Wednesday, March 12, 2025

Daily Devotion for Lent 2025, Day 7

Today's Reading: Job, Chapter Seven

It is very likely that Job is a product of the Babylonian exile.  This was the time that Judah lost everything - their country was overrun, the Temple was destroyed in Jerusalem and much of the leadership was marched off in captivity to live in Babylon.  

Some think that the book and story of Job represent God's people en masse.  

Today's reading alludes to this as it speaks to the futility of being human.  Our time here may seem short until we are suffering and then it seems as if it will never end.  We see in this chapter more of the theology of Sheol which is the afterlife where all people end up.

And when we seek solace in sleep, sometimes even that is elusive when misery surrounds us.



When Job asks, "What are humans, that you make so much of them, that you set your mind on them," this would recall the eighth Psalm which asks, "what are humans that you are mindful of them, mortals that you care for them?"

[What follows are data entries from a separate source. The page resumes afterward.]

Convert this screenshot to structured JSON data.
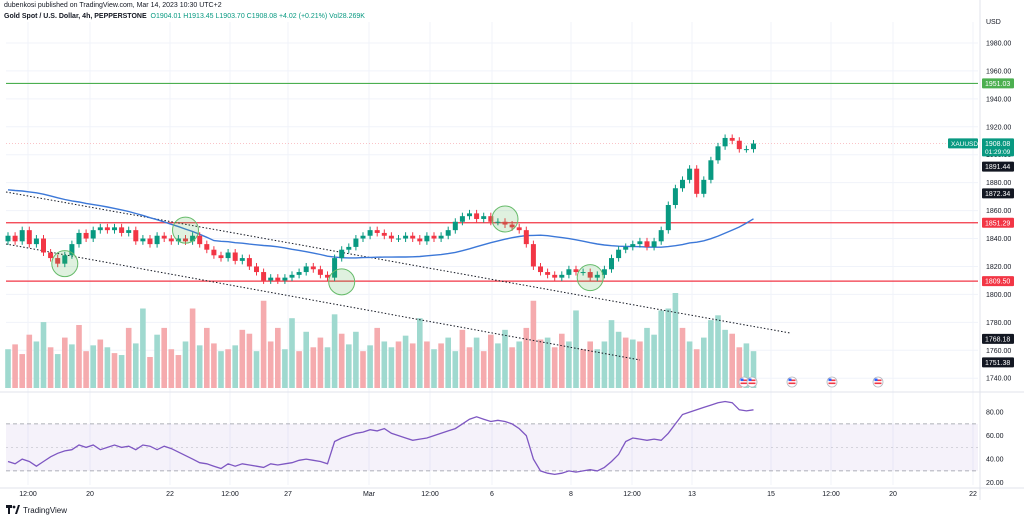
{
  "header": {
    "published_by": "dubenkosi published on TradingView.com, Mar 14, 2023 10:30 UTC+2",
    "symbol_line": "Gold Spot / U.S. Dollar, 4h, PEPPERSTONE",
    "ohlc": "O1904.01  H1913.45  L1903.70  C1908.08  +4.02 (+0.21%)  Vol28.269K"
  },
  "footer": {
    "brand": "TradingView",
    "logo": "tv-logo-icon"
  },
  "chart_data": {
    "type": "candlestick",
    "currency_label": "USD",
    "price_ticks": [
      1740,
      1760,
      1780,
      1800,
      1820,
      1840,
      1860,
      1880,
      1900,
      1920,
      1940,
      1960,
      1980
    ],
    "price_range": [
      1733,
      1995
    ],
    "x_axis_labels": [
      "12:00",
      "20",
      "22",
      "12:00",
      "27",
      "Mar",
      "12:00",
      "6",
      "8",
      "12:00",
      "13",
      "15",
      "12:00",
      "20",
      "22"
    ],
    "horizontal_levels": [
      {
        "value": 1951.03,
        "label": "1951.03",
        "color": "#4caf50"
      },
      {
        "value": 1851.29,
        "label": "1851.29",
        "color": "#f23645"
      },
      {
        "value": 1809.5,
        "label": "1809.50",
        "color": "#f23645"
      }
    ],
    "price_tags": [
      {
        "label": "XAUUSD",
        "value": "1908.08",
        "sub": "01:29:09",
        "color": "#089981"
      },
      {
        "label": "",
        "value": "1891.44",
        "sub": "",
        "color": "#131722"
      },
      {
        "label": "",
        "value": "1872.34",
        "sub": "",
        "color": "#131722"
      },
      {
        "label": "",
        "value": "1768.18",
        "sub": "",
        "color": "#131722"
      },
      {
        "label": "",
        "value": "1751.38",
        "sub": "",
        "color": "#131722"
      }
    ],
    "moving_average": {
      "color": "#3c78d8"
    },
    "closes": [
      1842,
      1838,
      1846,
      1836,
      1840,
      1830,
      1826,
      1822,
      1828,
      1836,
      1844,
      1840,
      1846,
      1848,
      1846,
      1848,
      1844,
      1846,
      1838,
      1840,
      1836,
      1842,
      1840,
      1838,
      1840,
      1838,
      1842,
      1836,
      1832,
      1828,
      1826,
      1830,
      1824,
      1826,
      1820,
      1816,
      1810,
      1812,
      1810,
      1812,
      1814,
      1816,
      1820,
      1818,
      1814,
      1812,
      1826,
      1832,
      1834,
      1840,
      1842,
      1846,
      1844,
      1842,
      1840,
      1840,
      1842,
      1840,
      1838,
      1842,
      1840,
      1842,
      1846,
      1852,
      1856,
      1858,
      1854,
      1856,
      1852,
      1852,
      1850,
      1848,
      1846,
      1836,
      1820,
      1816,
      1814,
      1812,
      1814,
      1818,
      1816,
      1816,
      1812,
      1814,
      1818,
      1826,
      1832,
      1834,
      1836,
      1838,
      1834,
      1838,
      1846,
      1864,
      1876,
      1882,
      1890,
      1872,
      1882,
      1896,
      1906,
      1912,
      1910,
      1904,
      1904,
      1908
    ],
    "volume": [
      [
        1,
        40
      ],
      [
        0,
        45
      ],
      [
        0,
        35
      ],
      [
        0,
        55
      ],
      [
        1,
        48
      ],
      [
        1,
        68
      ],
      [
        0,
        42
      ],
      [
        1,
        35
      ],
      [
        0,
        52
      ],
      [
        1,
        45
      ],
      [
        0,
        65
      ],
      [
        0,
        38
      ],
      [
        1,
        44
      ],
      [
        0,
        50
      ],
      [
        1,
        42
      ],
      [
        0,
        36
      ],
      [
        1,
        34
      ],
      [
        0,
        62
      ],
      [
        1,
        46
      ],
      [
        1,
        82
      ],
      [
        0,
        32
      ],
      [
        1,
        55
      ],
      [
        0,
        62
      ],
      [
        0,
        40
      ],
      [
        0,
        34
      ],
      [
        1,
        48
      ],
      [
        0,
        82
      ],
      [
        1,
        44
      ],
      [
        0,
        62
      ],
      [
        0,
        46
      ],
      [
        1,
        38
      ],
      [
        0,
        40
      ],
      [
        1,
        44
      ],
      [
        0,
        60
      ],
      [
        0,
        56
      ],
      [
        1,
        38
      ],
      [
        0,
        90
      ],
      [
        0,
        48
      ],
      [
        0,
        62
      ],
      [
        1,
        40
      ],
      [
        1,
        72
      ],
      [
        0,
        38
      ],
      [
        1,
        58
      ],
      [
        0,
        42
      ],
      [
        0,
        52
      ],
      [
        1,
        42
      ],
      [
        1,
        76
      ],
      [
        0,
        56
      ],
      [
        1,
        45
      ],
      [
        1,
        58
      ],
      [
        0,
        38
      ],
      [
        1,
        44
      ],
      [
        0,
        62
      ],
      [
        1,
        48
      ],
      [
        1,
        42
      ],
      [
        0,
        48
      ],
      [
        1,
        54
      ],
      [
        0,
        46
      ],
      [
        1,
        72
      ],
      [
        0,
        48
      ],
      [
        1,
        40
      ],
      [
        0,
        46
      ],
      [
        1,
        52
      ],
      [
        1,
        38
      ],
      [
        0,
        60
      ],
      [
        0,
        42
      ],
      [
        1,
        52
      ],
      [
        0,
        38
      ],
      [
        0,
        55
      ],
      [
        1,
        46
      ],
      [
        1,
        60
      ],
      [
        0,
        42
      ],
      [
        1,
        48
      ],
      [
        0,
        62
      ],
      [
        0,
        90
      ],
      [
        0,
        50
      ],
      [
        1,
        52
      ],
      [
        0,
        42
      ],
      [
        0,
        56
      ],
      [
        1,
        48
      ],
      [
        1,
        80
      ],
      [
        0,
        40
      ],
      [
        0,
        48
      ],
      [
        1,
        40
      ],
      [
        1,
        48
      ],
      [
        1,
        70
      ],
      [
        1,
        58
      ],
      [
        0,
        52
      ],
      [
        1,
        50
      ],
      [
        0,
        48
      ],
      [
        1,
        62
      ],
      [
        1,
        55
      ],
      [
        1,
        80
      ],
      [
        1,
        82
      ],
      [
        1,
        98
      ],
      [
        0,
        62
      ],
      [
        1,
        48
      ],
      [
        0,
        40
      ],
      [
        1,
        52
      ],
      [
        1,
        70
      ],
      [
        1,
        75
      ],
      [
        1,
        60
      ],
      [
        0,
        56
      ],
      [
        0,
        42
      ],
      [
        1,
        46
      ],
      [
        1,
        38
      ]
    ],
    "rsi": {
      "ticks": [
        20,
        40,
        60,
        80
      ],
      "range": [
        18,
        92
      ],
      "band": [
        30,
        70
      ],
      "midline": 50,
      "color": "#7e57c2",
      "values": [
        38,
        36,
        40,
        38,
        34,
        38,
        42,
        45,
        47,
        48,
        52,
        50,
        52,
        48,
        50,
        52,
        50,
        51,
        48,
        52,
        51,
        48,
        51,
        49,
        46,
        43,
        40,
        37,
        36,
        34,
        32,
        36,
        34,
        36,
        35,
        34,
        33,
        36,
        35,
        36,
        37,
        39,
        40,
        39,
        38,
        36,
        55,
        58,
        60,
        62,
        63,
        65,
        64,
        66,
        62,
        60,
        58,
        56,
        57,
        58,
        60,
        62,
        64,
        66,
        70,
        74,
        76,
        74,
        72,
        73,
        72,
        70,
        66,
        60,
        40,
        30,
        28,
        27,
        28,
        30,
        29,
        30,
        31,
        30,
        33,
        38,
        44,
        55,
        58,
        57,
        56,
        57,
        56,
        62,
        70,
        78,
        80,
        82,
        84,
        86,
        88,
        89,
        88,
        82,
        81,
        82
      ]
    }
  }
}
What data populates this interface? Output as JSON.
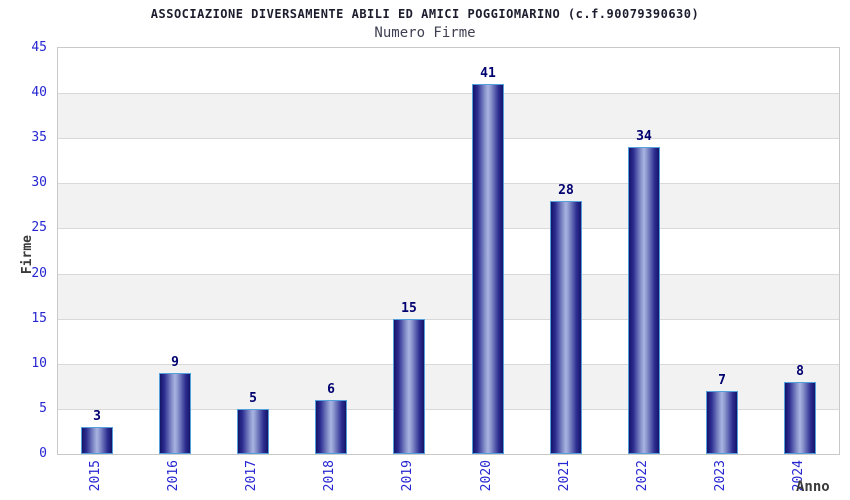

But the Psalmist answers, "Yet you have made them a little lower than God and crowned them with glory and honor." while Job responds that God tests them every moment.  

We see Job speaking with scripture and it takes serious critique with some of the positive aspects.  Job speaks from the position of the one who suffers whether that be a country or an individual.  

It could be that this wrestling is important for those in grief.  And in our faith tradition, we can see that God doesn't censor the wrestler.  And for those in the depths of anguish, we can see that platitudes don't really sugar coat anything.

This may speak to the freedom of expression and the need for our voice to be heard when we are crying out.

For those not suffering, it is hard to listen to and hard to read.  Our faith may be asking, how does it lead us to empathy rather than pity?

Prayer for the day:

O God, that we may receive your blessing, touch our brows, touch our heads, and do not look upon us in anger.  In a hard year, offer us mercy; in a year of affliction, offer us kindness; dark spirits banish from us, bright spirits bring close to us; gray spirits put away from us, good spirits draw near to us.  When we are afraid, offer us courage; when we are ashamed, be our true face; be over us like a blanket, be under us like a bed of furs.  Amen.


Prayer is a traditional Mongolian prayer.